Reproducing EPaxos with Docker

Published in

Princeton Systems Course

6 min readMay 14, 2019

Jinzheng Tu and Yu Zeng

Why EPaxos?

The Paxos Parliament had to function even though legislators continually wandered in and out of the parliamentary Chamber. — Lamport

Consistency protocols have long been an important research topic, even before the era of big data. The most widely used protocols are Paxos and its variant, Multi-paxos. But both these two have drawbacks in performance. Paxos has high latency and low throughput due to its two round trip for every message. Multi-paxos solves these issue by having one leader serving multiple messages. But as a natural result availability becomes a problem.

The EPaxos aims to solve all the latency, throughput and availability problems. It works quite differently from the two above. In both Paxos and Multi-paxos, all the requests are in a single line in sequential order agreed by all the replicas. While in EPaxos, the number of lines equal the number of servers, like what is shown in the following figure.

That is because every server is the leader for the request that it received. This proves to have benefits in every aspect of performance. For the latency and throughput, unlike Paxos, the servers do not contend to be the leader, saving a large number of time. Also, as proved in the paper, if system is in good condition, the leader can choose a fast quorum which takes only one round-trip. On the other side, multiple servers can be leaders at the same time. This balanced the workload across multiple servers and improves availability compared with Multi-Paxos.

But nothing comes at no cost.

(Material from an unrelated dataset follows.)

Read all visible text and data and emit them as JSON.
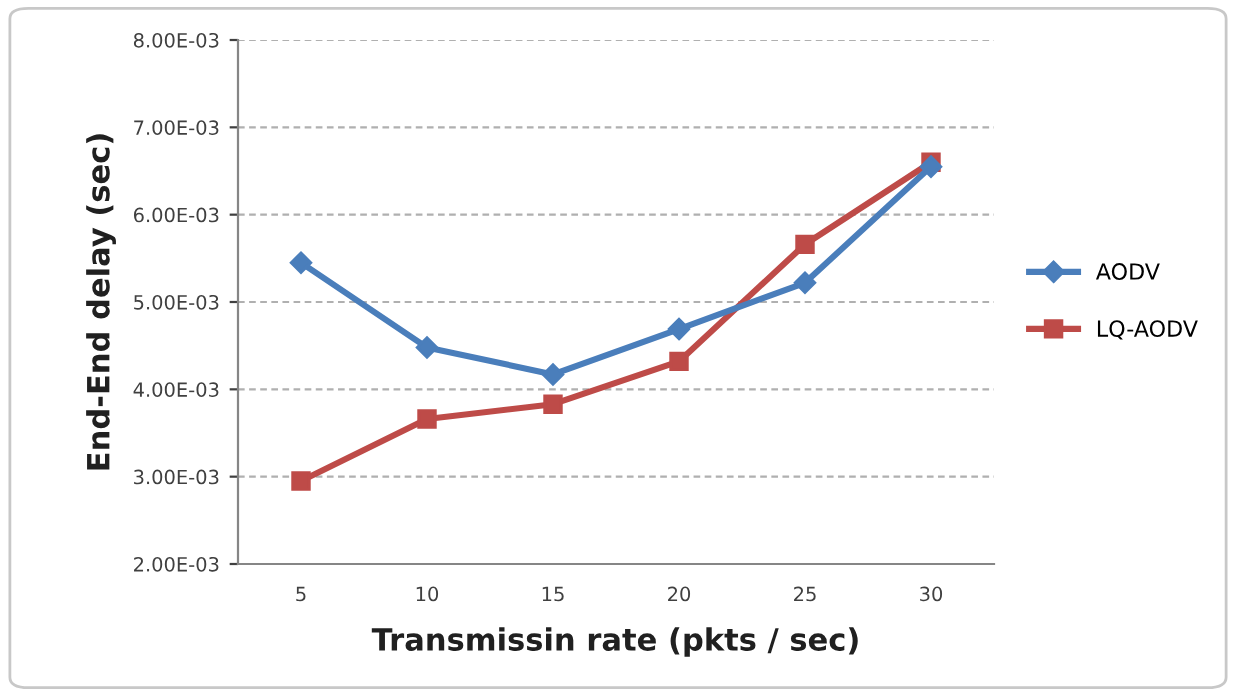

Though the two-dimension array brings improvement in performance, it makes it harder to execute the commands. This is also a natural result of two-dimension array. The commands are put in multiple arrays, and it is not clear from their positions in the arrays which come earlier than others.Therefore, every command should be stored together with information about their dependencies. And then during the execution, one command cannot be executed until its dependencies have been executed.

How did we implement it?

We follow the classical software engineering procedure to implement the EPaxos, with slight simplification: requirement analysis, system design, system deployment.

Requirement analysis

We start by identifying use cases, graphically depicted as below: the EPaxos subsystem shall incorporate PUT and GET semantics while offering probe (for potential debugging purpose).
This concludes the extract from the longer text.